The constant and evolving release of new apps used by employees both personally and in the workplace continue to present challenges to employers in the implementation and execution of workplace policies designed to protect employees, particularly those involving sexual harassment, anti-discrimination and bullying. These challenges are no longer limited solely to social media websites such as Facebook, Instagram, Linkedin and the like. Indeed, bulletin board apps enable employees to post comments to public message boards. Regardless of the stated purpose of an app designed to allow workers to communicate about the terms and conditions of their employment, employees’ use of these platforms may result in inappropriate conduct that violates other employer policies.

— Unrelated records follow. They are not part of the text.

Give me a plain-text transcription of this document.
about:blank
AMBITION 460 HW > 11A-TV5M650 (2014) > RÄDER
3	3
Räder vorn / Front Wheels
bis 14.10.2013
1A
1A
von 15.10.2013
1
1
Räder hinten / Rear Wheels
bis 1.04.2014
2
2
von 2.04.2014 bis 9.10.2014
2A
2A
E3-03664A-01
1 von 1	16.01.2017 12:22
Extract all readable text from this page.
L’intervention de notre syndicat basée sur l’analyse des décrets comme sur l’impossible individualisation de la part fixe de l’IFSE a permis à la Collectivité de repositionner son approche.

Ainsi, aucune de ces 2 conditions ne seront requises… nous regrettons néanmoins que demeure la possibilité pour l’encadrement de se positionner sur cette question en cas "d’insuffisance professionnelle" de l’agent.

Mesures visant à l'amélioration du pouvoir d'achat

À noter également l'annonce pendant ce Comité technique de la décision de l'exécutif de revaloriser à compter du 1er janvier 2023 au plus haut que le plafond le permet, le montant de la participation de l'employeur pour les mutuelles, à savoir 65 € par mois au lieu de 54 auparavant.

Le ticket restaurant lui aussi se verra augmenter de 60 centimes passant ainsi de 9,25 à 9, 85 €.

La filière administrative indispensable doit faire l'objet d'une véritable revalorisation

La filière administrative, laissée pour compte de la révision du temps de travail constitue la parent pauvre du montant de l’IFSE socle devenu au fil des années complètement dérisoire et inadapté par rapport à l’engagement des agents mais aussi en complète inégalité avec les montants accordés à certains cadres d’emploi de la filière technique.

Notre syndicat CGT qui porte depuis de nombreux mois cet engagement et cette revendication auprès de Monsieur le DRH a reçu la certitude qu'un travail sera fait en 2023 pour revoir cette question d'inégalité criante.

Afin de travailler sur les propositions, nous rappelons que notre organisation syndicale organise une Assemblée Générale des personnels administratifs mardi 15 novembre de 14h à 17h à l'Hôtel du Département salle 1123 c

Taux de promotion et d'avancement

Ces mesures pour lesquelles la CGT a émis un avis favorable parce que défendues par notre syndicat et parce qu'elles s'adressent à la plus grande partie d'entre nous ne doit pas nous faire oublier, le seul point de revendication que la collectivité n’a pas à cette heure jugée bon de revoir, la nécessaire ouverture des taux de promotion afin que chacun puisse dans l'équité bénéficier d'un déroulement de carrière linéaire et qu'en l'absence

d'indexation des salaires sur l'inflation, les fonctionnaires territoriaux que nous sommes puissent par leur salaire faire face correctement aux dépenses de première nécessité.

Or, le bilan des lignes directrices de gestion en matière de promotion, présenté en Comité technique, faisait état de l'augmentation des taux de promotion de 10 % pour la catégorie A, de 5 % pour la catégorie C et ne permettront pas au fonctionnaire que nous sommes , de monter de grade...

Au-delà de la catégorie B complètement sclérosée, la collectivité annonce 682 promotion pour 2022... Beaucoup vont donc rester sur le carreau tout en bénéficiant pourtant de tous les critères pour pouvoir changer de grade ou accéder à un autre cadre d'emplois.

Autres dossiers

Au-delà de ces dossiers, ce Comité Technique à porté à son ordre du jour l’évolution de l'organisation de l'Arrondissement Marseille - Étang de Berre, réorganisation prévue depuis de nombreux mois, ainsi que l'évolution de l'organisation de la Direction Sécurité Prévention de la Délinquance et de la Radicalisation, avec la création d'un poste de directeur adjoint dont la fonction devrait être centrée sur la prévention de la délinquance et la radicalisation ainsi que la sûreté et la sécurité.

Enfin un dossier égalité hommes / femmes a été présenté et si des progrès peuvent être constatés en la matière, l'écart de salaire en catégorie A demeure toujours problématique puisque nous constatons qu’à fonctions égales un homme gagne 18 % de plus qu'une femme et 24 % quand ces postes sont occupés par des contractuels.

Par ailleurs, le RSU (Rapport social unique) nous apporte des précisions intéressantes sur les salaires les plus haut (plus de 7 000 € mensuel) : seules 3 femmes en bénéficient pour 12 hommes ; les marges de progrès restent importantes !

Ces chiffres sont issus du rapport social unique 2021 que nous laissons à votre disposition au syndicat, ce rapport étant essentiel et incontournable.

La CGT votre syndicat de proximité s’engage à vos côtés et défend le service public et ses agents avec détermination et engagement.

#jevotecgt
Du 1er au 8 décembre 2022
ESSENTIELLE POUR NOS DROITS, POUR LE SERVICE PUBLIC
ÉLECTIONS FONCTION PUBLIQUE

Employers are beginning to see an increase in harassment complaints stemming from employees’ use of apps. In particular, apps that create message boards onto which employees add individual comments often result in an increasingly hostile thread of negative or threatening comments. The “piling on” of comments often leads to online bullying or shaming that translates into workplace discord or legal claims of harassment or discrimination.
The NLRB’s protection of speech occurring on social media platforms is well established. Indeed, as previously posted, the Second Circuit held in Three D, LLC d/b/a Triple Play Sports Bar and Grille v. National Labor Relations Board that employees’ Facebook postings are protected under the National Labor Relations Act. There has not, however, been significant judicial guidance regarding the implications of employees’ use of apps in the workplace that result in harassment or bullying claims. These evolving technology and resulting legal issues warrant review by employers to defuse potential workplace conflict stemming from the often intersecting areas of personal and work-related speech.